Many real algorithms scan an array and stop as soon as a condition is met — finding the first occurrence of a value, detecting the first NaN, or locating the end of a variable-length sequence. Under JIT these loops cannot use Python for with a break; they need lax.while_loop with a carry that is just the current index.

This problem adds a real-world wrinkle: the loop must be bounded to avoid reading past the end of the array. Passing an uncapped max_iters that exceeds len(x) would cause an out-of-bounds index at runtime.

Worked mini-example

from jax import lax
import jax.numpy as jnp

def find_negative(x):
    n = x.shape[0]
    cond = lambda idx: (idx < n) & (x[idx] >= 0.0)
    body = lambda idx: idx + 1
    return lax.while_loop(cond, body, jnp.int32(0))
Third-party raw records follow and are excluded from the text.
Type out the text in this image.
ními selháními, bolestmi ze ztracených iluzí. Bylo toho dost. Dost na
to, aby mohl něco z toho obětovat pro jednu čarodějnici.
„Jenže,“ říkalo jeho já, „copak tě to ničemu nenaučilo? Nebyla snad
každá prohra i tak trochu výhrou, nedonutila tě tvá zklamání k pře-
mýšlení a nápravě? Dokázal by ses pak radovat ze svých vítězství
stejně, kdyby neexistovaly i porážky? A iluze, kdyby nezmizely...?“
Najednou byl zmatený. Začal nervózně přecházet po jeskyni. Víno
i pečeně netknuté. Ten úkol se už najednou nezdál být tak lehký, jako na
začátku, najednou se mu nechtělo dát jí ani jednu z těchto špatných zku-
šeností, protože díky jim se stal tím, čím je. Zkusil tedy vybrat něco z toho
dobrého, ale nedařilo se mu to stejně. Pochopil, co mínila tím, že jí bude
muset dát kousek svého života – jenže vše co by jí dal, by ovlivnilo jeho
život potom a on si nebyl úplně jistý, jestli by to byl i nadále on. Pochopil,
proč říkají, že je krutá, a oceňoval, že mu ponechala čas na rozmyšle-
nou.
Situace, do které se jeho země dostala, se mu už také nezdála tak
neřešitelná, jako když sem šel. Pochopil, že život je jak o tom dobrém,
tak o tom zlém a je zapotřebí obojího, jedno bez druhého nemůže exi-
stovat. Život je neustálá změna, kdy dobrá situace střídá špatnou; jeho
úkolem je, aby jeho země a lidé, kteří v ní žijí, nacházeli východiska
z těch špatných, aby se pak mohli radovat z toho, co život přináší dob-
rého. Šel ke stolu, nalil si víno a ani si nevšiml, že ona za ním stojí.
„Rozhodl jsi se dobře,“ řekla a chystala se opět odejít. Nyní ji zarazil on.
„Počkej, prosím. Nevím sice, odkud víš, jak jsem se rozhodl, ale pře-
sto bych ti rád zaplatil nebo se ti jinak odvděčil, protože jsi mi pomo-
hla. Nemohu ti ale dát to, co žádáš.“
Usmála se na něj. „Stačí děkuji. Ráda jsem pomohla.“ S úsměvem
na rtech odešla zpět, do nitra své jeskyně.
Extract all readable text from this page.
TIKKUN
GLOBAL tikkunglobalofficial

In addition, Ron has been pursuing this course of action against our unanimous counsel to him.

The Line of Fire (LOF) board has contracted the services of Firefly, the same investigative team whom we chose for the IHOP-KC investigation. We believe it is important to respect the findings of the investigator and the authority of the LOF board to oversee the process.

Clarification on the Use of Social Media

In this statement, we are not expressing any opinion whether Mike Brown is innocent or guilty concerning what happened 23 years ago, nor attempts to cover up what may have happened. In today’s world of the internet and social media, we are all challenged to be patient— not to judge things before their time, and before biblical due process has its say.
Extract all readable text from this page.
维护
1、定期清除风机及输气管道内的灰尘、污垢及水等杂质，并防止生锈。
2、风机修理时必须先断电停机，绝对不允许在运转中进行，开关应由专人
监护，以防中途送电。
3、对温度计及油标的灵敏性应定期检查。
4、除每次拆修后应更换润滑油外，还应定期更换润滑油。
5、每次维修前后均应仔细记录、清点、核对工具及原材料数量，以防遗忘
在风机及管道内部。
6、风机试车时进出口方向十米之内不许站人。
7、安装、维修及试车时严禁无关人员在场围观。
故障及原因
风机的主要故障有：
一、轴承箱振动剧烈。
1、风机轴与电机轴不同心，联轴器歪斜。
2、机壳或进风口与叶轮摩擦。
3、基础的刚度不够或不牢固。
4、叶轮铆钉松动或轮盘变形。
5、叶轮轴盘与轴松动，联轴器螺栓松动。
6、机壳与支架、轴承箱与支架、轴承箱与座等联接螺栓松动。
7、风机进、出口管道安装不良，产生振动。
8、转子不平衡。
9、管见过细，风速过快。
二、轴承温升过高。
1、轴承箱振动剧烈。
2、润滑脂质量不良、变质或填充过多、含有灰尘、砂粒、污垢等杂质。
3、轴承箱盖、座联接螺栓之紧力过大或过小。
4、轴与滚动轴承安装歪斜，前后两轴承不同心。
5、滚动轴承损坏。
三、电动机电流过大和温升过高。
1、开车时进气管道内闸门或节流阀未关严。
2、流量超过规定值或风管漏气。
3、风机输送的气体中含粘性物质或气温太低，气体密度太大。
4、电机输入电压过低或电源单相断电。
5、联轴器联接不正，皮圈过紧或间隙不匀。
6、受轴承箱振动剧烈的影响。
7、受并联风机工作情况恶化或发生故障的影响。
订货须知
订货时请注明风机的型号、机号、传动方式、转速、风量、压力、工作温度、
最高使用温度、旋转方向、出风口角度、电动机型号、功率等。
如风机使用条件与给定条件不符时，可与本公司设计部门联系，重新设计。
find_negative(jnp.array([1.0, 2.0, -3.0, 4.0]))
# → 2

Key: use & (bitwise AND), NOT Python and, when combining tracer booleans. Python and short-circuits on the Python bool of the left side, which is undefined for abstract tracers.

Common pitfalls

• Python and on tracers. (idx < n) and (x[idx] != 0.0) raises TracerBoolConversionError. Always use &.
• Not capping max_iters. If max_iters > len(x), the loop tries to index x[len(x)] which is out-of-bounds. Cap it: min(max_iters, n).
• Wrong carry dtype. Use jnp.int32(0) as init — plain Python 0 can produce an int64 carry that mismatches on some backends.

Problem

Implement while_find_first_zero(x, max_iters) using lax.while_loop. Walk x one element at a time, stopping at the first zero. If no zero is found within min(max_iters, len(x)) steps, return that bound.

• x: 1-D jax array.
• max_iters: scalar (cast to int32 internally).
• Returns: scalar int32 — index of first zero, or min(len(x), max_iters) if none is found within the limit.